Sollte es reines Eisen an der Oberfläche der „Supererde“ geben, würde es zudem im flüssigen Zustand vorliegen, glauben Joshua Winn vom Massachusetts Institute of Technology und seine Kollegen. Aufgrund des geringen Abstands des Planeten zu seinem Stern dürfte die Temperatur an seiner Oberfläche bis zu 2.700 Grad Celsius betragen. „Das ist kein Ort, an dem ein Astrobiologe nach Leben suchen würde“, so Winn.

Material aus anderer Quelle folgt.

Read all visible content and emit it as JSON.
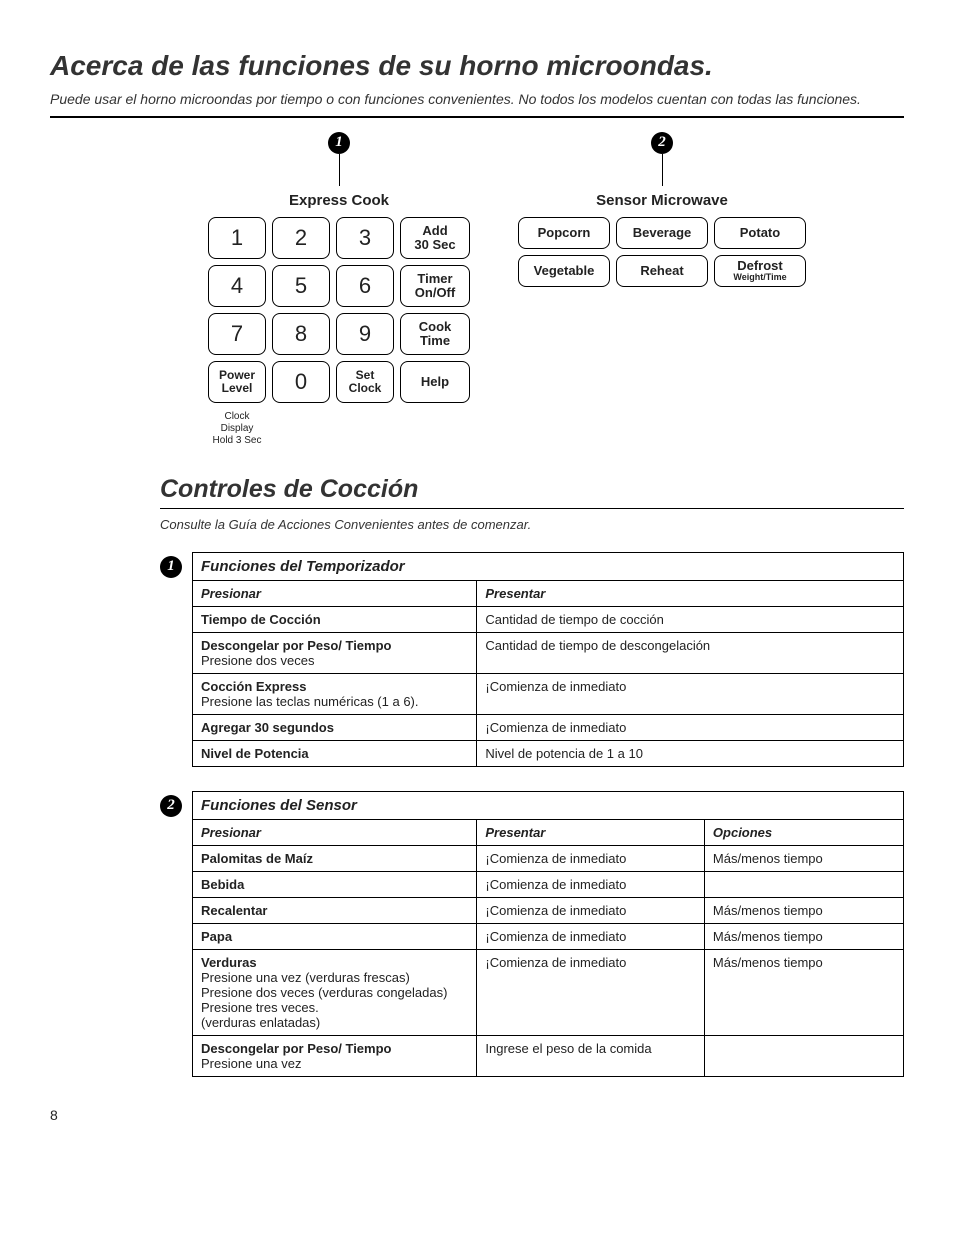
{
  "title": "Acerca de las funciones de su horno microondas.",
  "subtitle": "Puede usar el horno microondas por tiempo o con funciones convenientes. No todos los modelos cuentan con todas las funciones.",
  "panel1": {
    "num": "1",
    "title": "Express Cook",
    "keys": {
      "k1": "1",
      "k2": "2",
      "k3": "3",
      "k4": "4",
      "k5": "5",
      "k6": "6",
      "k7": "7",
      "k8": "8",
      "k9": "9",
      "k0": "0",
      "add30_l1": "Add",
      "add30_l2": "30 Sec",
      "timer_l1": "Timer",
      "timer_l2": "On/Off",
      "cook_l1": "Cook",
      "cook_l2": "Time",
      "power_l1": "Power",
      "power_l2": "Level",
      "setclock_l1": "Set",
      "setclock_l2": "Clock",
      "help": "Help",
      "foot_l1": "Clock Display",
      "foot_l2": "Hold 3 Sec"
    }
  },
  "panel2": {
    "num": "2",
    "title": "Sensor Microwave",
    "keys": {
      "popcorn": "Popcorn",
      "beverage": "Beverage",
      "potato": "Potato",
      "vegetable": "Vegetable",
      "reheat": "Reheat",
      "defrost_l1": "Defrost",
      "defrost_l2": "Weight/Time"
    }
  },
  "section2": {
    "title": "Controles de Cocción",
    "note": "Consulte la Guía de Acciones Convenientes antes de comenzar."
  },
  "table1": {
    "num": "1",
    "title": "Funciones del Temporizador",
    "h1": "Presionar",
    "h2": "Presentar",
    "r1c1": "Tiempo de Cocción",
    "r1c2": "Cantidad de tiempo de cocción",
    "r2c1a": "Descongelar por Peso/ Tiempo",
    "r2c1b": "Presione dos veces",
    "r2c2": "Cantidad de tiempo de descongelación",
    "r3c1a": "Cocción Express",
    "r3c1b": "Presione las teclas numéricas (1 a 6).",
    "r3c2": "¡Comienza de inmediato",
    "r4c1": "Agregar 30 segundos",
    "r4c2": "¡Comienza de inmediato",
    "r5c1": "Nivel de Potencia",
    "r5c2": "Nivel de potencia de 1 a 10"
  },
  "table2": {
    "num": "2",
    "title": "Funciones del Sensor",
    "h1": "Presionar",
    "h2": "Presentar",
    "h3": "Opciones",
    "r1c1": "Palomitas de Maíz",
    "r1c2": "¡Comienza de inmediato",
    "r1c3": "Más/menos tiempo",
    "r2c1": "Bebida",
    "r2c2": "¡Comienza de inmediato",
    "r2c3": "",
    "r3c1": "Recalentar",
    "r3c2": "¡Comienza de inmediato",
    "r3c3": "Más/menos tiempo",
    "r4c1": "Papa",
    "r4c2": "¡Comienza de inmediato",
    "r4c3": "Más/menos tiempo",
    "r5c1a": "Verduras",
    "r5c1b": "Presione una vez (verduras frescas)",
    "r5c1c": "Presione dos veces (verduras congeladas)",
    "r5c1d": "Presione tres veces.",
    "r5c1e": "(verduras enlatadas)",
    "r5c2": "¡Comienza de inmediato",
    "r5c3": "Más/menos tiempo",
    "r6c1a": "Descongelar por Peso/ Tiempo",
    "r6c1b": "Presione una vez",
    "r6c2": "Ingrese el peso de la comida",
    "r6c3": ""
  },
  "page": "8"
}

Der heiße Planet umkreist den Stern 55 Cancri – rund 41 Lichtjahre von der Sonne entfernt im Sternbild Krebs gelegen. In den letzten 15 Jahren sind dort nicht weniger als fünf Planeten entdeckt worden. Die Gruppe um Winn und seinen Kollegen Jaymie Matthews von der University of British Columbia nutzte nun den kanadischen Satelliten MOST, um nach Helligkeitsschwankungen des Sterns zu fahnden, wie sie auf Durchgänge eines dieser Planeten durch die Sichtlinie zur Erde zurückgehen könnten – und wurde fündig.

Es zeigte sich, dass die Helligkeit des Sterns im Takt von knapp 18 Stunden kurzzeitig abnimmt. Dieser Wert entspricht der Umlaufdauer von 55 Cancri e, einem Planeten von gut acht Erdmassen. Anhand von Dauer und Form der Helligkeitseinbrüche ermittelten die Forscher, dass dieser Planet das 1,6-Fache des Erdradius aufweist. Seine Dichte beträgt somit gut 11 Tonnen pro Kubikmeter – höher als bei jedem anderen bekannten Planeten und doppelt so hoch wie die Dichte der Erde.

Himmelskarte mit Horizont und Sternbildern, darin markiert die Position von 55 Cancri Grafik: Prof. Jaymie Matthews, UBC

Für Planetenforscher stelle 55 Cancri e einen echten Glücksfall dar, betont Winn. Das ergebe sich schon aus der Helligkeit des Zentralgestirns, die eine Reihe hochpräziser Messungen ermögliche. Zusätzliche Faszination verdanke das System der Tatsache, dass der Stern mit bloßem Auge am Nachthimmel zu erkennen sei. „Es ist wunderbar, auf einen Stern zeigen und Masse und Radius eines seiner Planeten nennen zu können“, so der Forscher.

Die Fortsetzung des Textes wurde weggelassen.